Let $\alpha = \sqrt{2+\sqrt{2}}), \beta = \sqrt{2-\sqrt{2}})$

Now the automorphisms are identity,

$\sigma : \alpha \mapsto -\alpha, -\alpha \mapsto \alpha, \beta \mapsto -\beta, -\beta \mapsto \beta$

$\tau : \alpha \mapsto \beta, \beta \mapsto -\alpha, -\alpha \mapsto -\beta, -\beta \mapsto \alpha$

$\eta : \alpha \mapsto -\beta, -\alpha \mapsto \beta, \beta \mapsto \alpha, -\beta \mapsto -\alpha$

and clearly $\sigma\sigma = id, \tau\tau=\sigma, \sigma\tau = \eta, \sigma\eta = \tau, \eta\eta = \sigma, \tau\eta = id $

hence we have $C_4 \simeq \mathbb{Z}_4$

Answer 3

Here’s a much more advanced argument than you wanted, but one that may prove instructive.

If it’s true that the field $K=\Bbb Q\bigl(\sqrt{2+\sqrt2}\,\bigr)$ is cyclic over $\Bbb Q$, then there’s really only one candidate for it. It’s quartic, supposed cyclic, and pretty clearly ramified only above $2$. But the abelian extensions of $\Bbb Q$ are just those contained in the cyclotomic fields $\mathscr C_n$, and ramification only above $2$ implies that $K$ would be contained in $\mathscr C_{2^m}=\Bbb Q(\zeta_{2^m})$ for some $m$.

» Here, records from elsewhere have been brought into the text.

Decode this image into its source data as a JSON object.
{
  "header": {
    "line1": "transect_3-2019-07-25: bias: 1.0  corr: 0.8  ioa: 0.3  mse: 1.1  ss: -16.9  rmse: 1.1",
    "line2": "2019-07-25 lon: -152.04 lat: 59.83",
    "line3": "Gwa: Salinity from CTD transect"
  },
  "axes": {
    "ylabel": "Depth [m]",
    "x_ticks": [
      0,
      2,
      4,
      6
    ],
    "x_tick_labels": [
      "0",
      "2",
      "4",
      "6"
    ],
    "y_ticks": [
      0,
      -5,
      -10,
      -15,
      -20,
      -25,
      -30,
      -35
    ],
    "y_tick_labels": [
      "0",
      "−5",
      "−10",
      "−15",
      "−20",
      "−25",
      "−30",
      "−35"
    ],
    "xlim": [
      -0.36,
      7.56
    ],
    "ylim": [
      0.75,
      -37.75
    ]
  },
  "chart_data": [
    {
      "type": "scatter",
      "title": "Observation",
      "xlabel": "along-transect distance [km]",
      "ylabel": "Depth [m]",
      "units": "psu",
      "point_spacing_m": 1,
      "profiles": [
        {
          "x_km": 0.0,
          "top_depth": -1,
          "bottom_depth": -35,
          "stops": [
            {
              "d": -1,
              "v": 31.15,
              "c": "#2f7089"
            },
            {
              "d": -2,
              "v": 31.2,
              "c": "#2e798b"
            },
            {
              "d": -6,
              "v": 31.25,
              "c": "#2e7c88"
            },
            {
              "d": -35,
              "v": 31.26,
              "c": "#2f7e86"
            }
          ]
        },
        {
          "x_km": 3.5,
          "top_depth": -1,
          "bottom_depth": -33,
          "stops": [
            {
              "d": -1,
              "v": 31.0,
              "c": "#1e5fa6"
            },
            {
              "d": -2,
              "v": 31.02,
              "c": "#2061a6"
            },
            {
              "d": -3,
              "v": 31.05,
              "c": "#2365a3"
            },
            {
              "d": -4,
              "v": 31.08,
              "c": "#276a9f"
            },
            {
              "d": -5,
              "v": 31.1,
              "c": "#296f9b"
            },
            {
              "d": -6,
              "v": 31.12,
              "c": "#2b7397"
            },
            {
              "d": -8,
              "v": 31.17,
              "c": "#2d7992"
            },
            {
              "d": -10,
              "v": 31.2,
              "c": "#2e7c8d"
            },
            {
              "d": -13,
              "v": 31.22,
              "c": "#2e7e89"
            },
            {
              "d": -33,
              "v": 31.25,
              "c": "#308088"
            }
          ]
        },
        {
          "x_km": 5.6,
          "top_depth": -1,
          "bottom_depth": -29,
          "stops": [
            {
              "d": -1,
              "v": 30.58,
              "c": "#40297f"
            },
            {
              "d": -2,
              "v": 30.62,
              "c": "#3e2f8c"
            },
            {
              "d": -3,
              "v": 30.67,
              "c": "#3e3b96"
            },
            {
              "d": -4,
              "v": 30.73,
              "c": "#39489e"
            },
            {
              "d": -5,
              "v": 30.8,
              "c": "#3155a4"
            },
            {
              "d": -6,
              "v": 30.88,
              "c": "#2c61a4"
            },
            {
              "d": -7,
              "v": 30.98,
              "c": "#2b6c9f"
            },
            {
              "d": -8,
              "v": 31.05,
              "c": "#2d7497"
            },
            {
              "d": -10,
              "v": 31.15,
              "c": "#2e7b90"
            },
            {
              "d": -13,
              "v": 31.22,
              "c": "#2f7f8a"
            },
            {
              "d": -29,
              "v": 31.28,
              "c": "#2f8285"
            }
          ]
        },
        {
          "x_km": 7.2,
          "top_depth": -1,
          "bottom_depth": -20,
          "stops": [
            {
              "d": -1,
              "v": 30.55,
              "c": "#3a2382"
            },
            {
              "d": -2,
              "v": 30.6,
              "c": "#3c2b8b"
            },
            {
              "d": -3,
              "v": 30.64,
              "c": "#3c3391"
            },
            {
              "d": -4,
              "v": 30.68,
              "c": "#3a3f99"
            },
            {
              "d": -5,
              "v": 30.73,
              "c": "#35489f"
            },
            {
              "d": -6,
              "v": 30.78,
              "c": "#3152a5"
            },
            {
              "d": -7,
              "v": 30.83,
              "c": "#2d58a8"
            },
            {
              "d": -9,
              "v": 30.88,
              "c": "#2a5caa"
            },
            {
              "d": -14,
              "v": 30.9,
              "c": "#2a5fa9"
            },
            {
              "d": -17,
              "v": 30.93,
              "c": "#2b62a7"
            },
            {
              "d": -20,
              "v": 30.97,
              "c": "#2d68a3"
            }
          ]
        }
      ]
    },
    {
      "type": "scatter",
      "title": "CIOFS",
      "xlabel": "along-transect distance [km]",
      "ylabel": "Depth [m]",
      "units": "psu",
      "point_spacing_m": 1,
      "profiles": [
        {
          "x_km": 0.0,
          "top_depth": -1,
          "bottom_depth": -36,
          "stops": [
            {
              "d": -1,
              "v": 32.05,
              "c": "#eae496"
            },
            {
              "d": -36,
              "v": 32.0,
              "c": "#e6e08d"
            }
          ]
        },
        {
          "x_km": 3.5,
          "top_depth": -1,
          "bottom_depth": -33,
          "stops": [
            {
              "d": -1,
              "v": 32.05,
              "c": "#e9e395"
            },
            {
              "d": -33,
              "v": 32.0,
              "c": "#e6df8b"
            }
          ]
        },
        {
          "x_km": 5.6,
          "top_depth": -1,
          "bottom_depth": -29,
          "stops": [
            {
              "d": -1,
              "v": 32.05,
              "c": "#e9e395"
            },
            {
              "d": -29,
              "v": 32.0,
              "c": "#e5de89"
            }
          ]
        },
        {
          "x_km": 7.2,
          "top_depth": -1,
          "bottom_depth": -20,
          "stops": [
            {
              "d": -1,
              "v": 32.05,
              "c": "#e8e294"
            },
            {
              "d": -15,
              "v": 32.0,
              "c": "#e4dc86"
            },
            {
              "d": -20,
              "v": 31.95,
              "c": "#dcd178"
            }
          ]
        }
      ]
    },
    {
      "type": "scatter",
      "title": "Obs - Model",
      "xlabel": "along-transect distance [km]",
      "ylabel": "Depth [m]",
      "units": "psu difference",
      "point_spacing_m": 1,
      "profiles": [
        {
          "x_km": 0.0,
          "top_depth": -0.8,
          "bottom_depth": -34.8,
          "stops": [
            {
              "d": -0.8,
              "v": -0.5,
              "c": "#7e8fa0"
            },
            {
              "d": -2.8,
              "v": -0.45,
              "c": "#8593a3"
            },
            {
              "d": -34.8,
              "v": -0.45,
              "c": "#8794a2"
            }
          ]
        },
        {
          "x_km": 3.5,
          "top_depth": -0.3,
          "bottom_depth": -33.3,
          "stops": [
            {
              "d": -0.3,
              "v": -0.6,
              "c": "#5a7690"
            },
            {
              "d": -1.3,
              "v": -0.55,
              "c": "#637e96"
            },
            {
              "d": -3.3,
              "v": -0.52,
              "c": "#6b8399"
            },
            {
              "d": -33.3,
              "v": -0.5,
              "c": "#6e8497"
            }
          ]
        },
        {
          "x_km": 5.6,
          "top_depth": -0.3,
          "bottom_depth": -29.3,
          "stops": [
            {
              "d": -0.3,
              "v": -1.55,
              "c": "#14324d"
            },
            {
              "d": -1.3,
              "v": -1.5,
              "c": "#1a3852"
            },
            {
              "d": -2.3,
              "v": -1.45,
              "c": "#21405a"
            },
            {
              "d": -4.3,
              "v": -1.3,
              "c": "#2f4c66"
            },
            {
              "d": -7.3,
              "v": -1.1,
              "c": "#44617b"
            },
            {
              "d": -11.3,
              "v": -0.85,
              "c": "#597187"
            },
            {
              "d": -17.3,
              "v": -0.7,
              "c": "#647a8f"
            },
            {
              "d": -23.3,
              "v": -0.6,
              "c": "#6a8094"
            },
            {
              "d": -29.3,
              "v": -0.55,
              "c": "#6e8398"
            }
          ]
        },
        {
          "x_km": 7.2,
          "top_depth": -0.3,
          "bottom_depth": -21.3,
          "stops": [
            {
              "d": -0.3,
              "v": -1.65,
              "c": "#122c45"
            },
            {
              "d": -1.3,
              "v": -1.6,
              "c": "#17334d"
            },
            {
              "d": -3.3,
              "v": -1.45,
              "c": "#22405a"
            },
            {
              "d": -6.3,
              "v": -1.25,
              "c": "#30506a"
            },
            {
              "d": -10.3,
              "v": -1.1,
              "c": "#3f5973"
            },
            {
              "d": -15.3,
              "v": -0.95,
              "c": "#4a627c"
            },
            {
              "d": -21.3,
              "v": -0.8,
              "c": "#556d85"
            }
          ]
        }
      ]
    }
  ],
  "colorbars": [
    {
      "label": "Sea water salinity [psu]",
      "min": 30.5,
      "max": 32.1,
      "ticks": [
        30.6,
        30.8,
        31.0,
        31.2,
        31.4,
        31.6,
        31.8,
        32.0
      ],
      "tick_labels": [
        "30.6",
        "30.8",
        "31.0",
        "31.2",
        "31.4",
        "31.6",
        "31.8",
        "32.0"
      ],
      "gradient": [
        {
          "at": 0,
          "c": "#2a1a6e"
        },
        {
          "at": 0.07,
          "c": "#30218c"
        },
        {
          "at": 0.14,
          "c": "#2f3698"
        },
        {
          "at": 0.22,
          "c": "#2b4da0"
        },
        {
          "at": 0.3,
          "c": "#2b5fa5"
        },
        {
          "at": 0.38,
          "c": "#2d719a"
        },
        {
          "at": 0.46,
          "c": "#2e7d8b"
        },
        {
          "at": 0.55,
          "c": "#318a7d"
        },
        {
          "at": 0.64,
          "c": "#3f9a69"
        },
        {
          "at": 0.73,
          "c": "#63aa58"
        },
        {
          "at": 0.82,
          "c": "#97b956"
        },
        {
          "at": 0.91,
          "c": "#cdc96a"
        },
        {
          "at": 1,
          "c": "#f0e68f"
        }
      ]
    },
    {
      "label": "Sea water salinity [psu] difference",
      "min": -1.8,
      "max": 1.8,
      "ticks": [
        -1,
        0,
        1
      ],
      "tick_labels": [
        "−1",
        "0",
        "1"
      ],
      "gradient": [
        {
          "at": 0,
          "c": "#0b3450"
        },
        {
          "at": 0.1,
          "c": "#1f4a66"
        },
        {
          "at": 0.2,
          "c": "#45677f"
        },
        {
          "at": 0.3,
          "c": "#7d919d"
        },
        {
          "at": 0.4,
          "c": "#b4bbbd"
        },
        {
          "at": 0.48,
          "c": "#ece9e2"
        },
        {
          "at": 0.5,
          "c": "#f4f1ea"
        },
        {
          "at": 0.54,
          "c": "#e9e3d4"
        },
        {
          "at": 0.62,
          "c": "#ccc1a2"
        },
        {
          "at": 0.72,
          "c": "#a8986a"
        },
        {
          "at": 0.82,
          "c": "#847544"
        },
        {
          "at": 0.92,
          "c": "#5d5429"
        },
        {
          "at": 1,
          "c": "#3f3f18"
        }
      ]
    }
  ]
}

You use one more fact about your field, that it is totally real, since all conjugates of your irrational quantity are real. So $K$ should be the real subfield of some $2^m$-power cyclotomic field. Since $[\mathscr C_n:\Bbb Q]=\deg(\Phi_n)=\phi(n)$, where $\Phi_n$ is the $n$-th cyclotomic polynomial, and $\phi$ is the Euler function, you guess that $K$ is the real subfield of $\mathscr C_{16}$.

Almost done now, $\Phi_{16}(X)=X^8+1$, and if $\zeta=\zeta_{16}$ is a root, we put $\xi=\zeta+\overline\zeta=\zeta+\zeta^{-1}$. We have: \begin{align} 0&=\zeta^4+\zeta^{-4}\\ \xi^4&=\zeta^4+4\zeta^2+6+4\zeta^{-2}+\zeta^{-4}\\ &=4\zeta^2+6+4\zeta^{-2}\\ \xi^4-4\xi^2&=-2\,, \end{align} and there you are with your minimal polynomial for your irrational quantity, which necessarily is equal to $\zeta_{16}+\zeta_{16}^{-1}$. The Galois group is the quotient of $\text{Gal}(\mathscr C_{16}/\Bbb Q)\cong(\Bbb Z/16\Bbb Z)^*\cong C_4\oplus C_2$, where $C_n$ is cyclic group of order $n$. It’s quick that you’re taking the quotient by that second term of the direct sum, so you’re left with just the $C_4$ for the Galois group.